COMMENTO   Chissà cosa avrebbe pensato Orson Welles guardando Strade perdute. Forse a una serie di immagini ispirate a un cinema giunto da tempo alle derive di forme apparentemente riconoscibili; che si abbandona alla potenza dell’amore tra una coppia di giovani nel deserto, moltiplicandone i corpi, così come ai molteplici amplessi tra Alice (Patricia Arquette) e Peter (Balthazar Getty) – l’ultimo, tra l’altro, nel buio del deserto con i fari dell’automobile puntati sui loro corpi nudi, quasi a volerne fissare una materialità metafisica. “Non mi avrai mai”, gli sussurra la ragazza, che se ne va allontanandosi; Peter si rialza, i suoi tratti sono cambiati, ecco ricomparire Fred (Bill Pullman), che avevamo lasciato in prigione accusato di aver ucciso la moglie Renée. Le due donne sono identiche, poco prima le abbiamo viste insieme in una foto…

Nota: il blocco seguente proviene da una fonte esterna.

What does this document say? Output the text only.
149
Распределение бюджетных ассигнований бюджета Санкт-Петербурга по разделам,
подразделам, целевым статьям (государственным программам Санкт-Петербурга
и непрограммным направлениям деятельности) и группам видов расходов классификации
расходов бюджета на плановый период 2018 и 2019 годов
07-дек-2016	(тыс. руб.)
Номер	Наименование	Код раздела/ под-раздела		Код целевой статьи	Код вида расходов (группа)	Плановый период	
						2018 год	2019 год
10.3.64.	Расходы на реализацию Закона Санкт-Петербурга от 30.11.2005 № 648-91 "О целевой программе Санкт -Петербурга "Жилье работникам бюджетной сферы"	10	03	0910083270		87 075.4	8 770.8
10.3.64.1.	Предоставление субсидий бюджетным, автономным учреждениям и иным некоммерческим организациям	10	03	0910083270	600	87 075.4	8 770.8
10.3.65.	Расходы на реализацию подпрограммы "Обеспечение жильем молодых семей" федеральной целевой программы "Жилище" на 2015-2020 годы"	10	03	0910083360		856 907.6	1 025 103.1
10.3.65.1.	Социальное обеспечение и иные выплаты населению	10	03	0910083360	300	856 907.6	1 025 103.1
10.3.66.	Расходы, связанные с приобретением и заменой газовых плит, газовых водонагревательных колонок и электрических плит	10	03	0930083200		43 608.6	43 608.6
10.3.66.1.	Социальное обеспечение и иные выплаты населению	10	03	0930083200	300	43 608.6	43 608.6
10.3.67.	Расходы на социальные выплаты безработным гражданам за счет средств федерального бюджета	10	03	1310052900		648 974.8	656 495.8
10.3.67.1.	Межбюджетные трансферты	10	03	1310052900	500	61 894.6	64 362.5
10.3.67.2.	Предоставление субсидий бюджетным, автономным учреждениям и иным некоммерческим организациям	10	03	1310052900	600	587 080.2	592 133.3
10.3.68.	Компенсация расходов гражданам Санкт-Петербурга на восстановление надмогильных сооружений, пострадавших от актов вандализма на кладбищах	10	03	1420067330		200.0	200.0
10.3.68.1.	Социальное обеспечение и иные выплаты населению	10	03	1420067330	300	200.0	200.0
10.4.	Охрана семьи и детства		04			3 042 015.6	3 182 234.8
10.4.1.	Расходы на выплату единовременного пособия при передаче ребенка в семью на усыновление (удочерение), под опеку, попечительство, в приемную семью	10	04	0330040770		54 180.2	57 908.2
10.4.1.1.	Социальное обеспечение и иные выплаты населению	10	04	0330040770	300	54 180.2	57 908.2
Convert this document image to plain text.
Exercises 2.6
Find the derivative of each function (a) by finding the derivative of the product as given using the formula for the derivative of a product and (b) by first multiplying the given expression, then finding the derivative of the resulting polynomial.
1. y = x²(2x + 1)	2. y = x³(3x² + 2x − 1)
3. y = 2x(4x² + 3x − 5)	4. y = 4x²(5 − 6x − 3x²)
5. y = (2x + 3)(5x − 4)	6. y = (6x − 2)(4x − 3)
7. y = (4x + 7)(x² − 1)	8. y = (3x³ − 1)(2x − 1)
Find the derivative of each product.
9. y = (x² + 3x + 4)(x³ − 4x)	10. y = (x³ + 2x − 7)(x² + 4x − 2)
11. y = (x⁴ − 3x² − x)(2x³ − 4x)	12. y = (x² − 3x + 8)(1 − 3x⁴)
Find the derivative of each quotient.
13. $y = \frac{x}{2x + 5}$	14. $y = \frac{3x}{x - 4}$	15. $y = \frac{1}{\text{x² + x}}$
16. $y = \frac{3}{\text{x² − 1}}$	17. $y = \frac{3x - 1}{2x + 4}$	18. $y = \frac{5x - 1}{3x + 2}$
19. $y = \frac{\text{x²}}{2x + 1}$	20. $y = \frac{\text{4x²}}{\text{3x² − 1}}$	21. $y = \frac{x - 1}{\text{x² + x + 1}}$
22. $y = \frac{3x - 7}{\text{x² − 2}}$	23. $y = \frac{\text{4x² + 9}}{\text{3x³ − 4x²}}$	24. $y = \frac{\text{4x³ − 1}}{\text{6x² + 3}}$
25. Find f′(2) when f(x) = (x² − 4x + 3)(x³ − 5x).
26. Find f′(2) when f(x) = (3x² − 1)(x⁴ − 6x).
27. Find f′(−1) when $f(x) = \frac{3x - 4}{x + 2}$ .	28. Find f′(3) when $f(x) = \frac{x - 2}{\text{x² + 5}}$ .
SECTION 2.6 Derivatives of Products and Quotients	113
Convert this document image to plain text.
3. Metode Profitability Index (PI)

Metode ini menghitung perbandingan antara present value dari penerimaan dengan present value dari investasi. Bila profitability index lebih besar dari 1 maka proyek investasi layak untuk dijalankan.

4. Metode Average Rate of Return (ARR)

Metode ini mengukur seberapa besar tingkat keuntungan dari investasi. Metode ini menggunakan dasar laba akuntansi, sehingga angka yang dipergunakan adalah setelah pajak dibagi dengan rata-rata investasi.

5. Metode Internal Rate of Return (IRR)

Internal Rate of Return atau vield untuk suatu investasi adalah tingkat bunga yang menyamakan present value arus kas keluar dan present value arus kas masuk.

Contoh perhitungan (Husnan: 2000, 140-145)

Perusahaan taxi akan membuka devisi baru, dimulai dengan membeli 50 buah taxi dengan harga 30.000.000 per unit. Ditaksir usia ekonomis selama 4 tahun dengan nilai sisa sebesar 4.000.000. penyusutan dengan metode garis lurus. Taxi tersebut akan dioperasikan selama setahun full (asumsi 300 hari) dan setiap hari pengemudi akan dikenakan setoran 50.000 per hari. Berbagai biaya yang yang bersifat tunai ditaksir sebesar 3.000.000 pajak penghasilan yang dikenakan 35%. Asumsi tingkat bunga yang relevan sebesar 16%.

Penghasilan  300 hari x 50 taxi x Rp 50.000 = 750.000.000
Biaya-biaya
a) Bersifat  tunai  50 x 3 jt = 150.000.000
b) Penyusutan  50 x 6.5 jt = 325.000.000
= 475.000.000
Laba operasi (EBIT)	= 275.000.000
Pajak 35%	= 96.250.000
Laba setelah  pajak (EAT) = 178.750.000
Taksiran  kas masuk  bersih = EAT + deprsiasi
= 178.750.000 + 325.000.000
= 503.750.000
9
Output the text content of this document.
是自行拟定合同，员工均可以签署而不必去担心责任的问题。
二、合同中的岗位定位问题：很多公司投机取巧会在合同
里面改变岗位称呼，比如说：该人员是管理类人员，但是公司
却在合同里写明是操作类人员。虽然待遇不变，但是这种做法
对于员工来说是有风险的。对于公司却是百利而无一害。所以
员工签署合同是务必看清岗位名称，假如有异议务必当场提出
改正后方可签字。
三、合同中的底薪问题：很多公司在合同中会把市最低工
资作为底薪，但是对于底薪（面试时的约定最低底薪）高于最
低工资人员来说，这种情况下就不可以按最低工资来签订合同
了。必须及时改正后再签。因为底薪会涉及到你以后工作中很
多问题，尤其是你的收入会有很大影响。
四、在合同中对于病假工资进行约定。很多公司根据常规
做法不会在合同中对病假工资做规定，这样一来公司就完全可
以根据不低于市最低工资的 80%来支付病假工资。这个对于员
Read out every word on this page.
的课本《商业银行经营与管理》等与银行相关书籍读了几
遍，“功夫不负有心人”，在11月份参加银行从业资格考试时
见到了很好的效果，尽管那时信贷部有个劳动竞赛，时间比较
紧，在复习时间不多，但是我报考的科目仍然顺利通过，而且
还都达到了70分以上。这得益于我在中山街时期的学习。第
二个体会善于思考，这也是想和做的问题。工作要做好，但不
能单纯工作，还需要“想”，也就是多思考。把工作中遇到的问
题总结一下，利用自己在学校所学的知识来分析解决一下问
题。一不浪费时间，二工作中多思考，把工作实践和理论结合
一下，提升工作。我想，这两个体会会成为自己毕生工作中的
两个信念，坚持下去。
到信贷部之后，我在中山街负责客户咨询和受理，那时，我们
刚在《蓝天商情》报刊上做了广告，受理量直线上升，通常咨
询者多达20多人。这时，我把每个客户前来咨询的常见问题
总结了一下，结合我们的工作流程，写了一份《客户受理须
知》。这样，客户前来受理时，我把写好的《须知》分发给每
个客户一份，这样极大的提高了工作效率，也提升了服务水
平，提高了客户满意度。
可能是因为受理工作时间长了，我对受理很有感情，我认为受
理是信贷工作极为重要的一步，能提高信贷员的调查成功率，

Come in Velluto blu, precedente di undici anni ma con una fisionomia implicitamente chiara che ritroveremo spesso nelle opere di Lynch, il regista ci invita a fare un giro del piacere ripercorrendo quella stessa strada a strisce gialle che compariva per qualche secondo nel rapimento notturno di Jeffrey o nella fuga d’amore di Sailor e Lula in Cuore selvaggio. Qui la strada si è allungata, non se ne vede la fine; sembra ripetersi, ipnotica come un disco che gira su se stesso, e continuare fino a tornare al punto di partenza. Questa (a)linearità esistenziale, che riproduce la vita, è l’espressione più alta di un cinema che dimostra di conoscere i confini e che li oltrepassa naturalmente; che sperimenta un linguaggio che è prima di tutto esperienza diretta di un sentire viscerale ed ermetico: Lynch ripensa l’immagine cinematografica privandola, almeno in parte, della sua componente oggettiva e caricandola di uno sguardo destabilizzante. Il fatto che Fred odi le telecamere e che ricordi le cose a modo suo – “il modo in cui le ricordo non è necessariamente quello in cui sono accadute”, dice all’inizio – è il pretesto per spaziare in una temporalità erratica che raccorda sullo stesso piano presente e futuro (pensiamo alla scena in apertura e chiusura con la voce al citofono che informa della morte di Dick Laurent) in un ping pong di identità, sogni e allucinazioni che non hanno risposta. Perché Lynch non è interessato a dare una ricostruzione plausibile degli eventi, né tantomeno a misurarsi con una prova di stile, anzi; a volte interrompe questo flusso ricordandoci, divertito, che siamo comunque in un film (le figure dei detective, i dettagli di occhi e bocche, e in generale tutti quegli elementi che riportano immediatamente al thriller e al noir).

Alla base di Strade perdute, che sarà un punto di partenza fondante per il successivo Mulholland Drive, c’è un rapporto d’amore minato dall’insicurezza dell’uomo nei confronti della sua donna: l’impossibilità per Fred di avere Renée – la telefonata a casa, il gesto consolatorio della mano sulla spalla di lui, contratta nello sforzo sessuale – muta in possibilità per Peter, anche lui sedotto e soggiogato da una femme fatale (I put a spell on you because you’re mine), che diviene in ultima istanza oggetto oscuro e mercificato del desiderio (i filmini porno). È una metamorfosi sensoriale quella che Strade perdute mette in scena e Lynch, come Ovidio, si fa cantore di questo lucido immaginario popolato da creature che coabitano lo spazio del reale, attraversando violenze, perversioni, incubi, zone di elettricità e ombra. I’m deranged down down down canta Bowie in uno dei brani della superba colonna sonora, che vede accanto alle musiche composte dal sodale Badalamenti e da Barry Adamson contributi di Trent Reznor, Lou Reed, Marilyn Manson, The Smashing Pumpkins e dei Rammstein. No return, no return.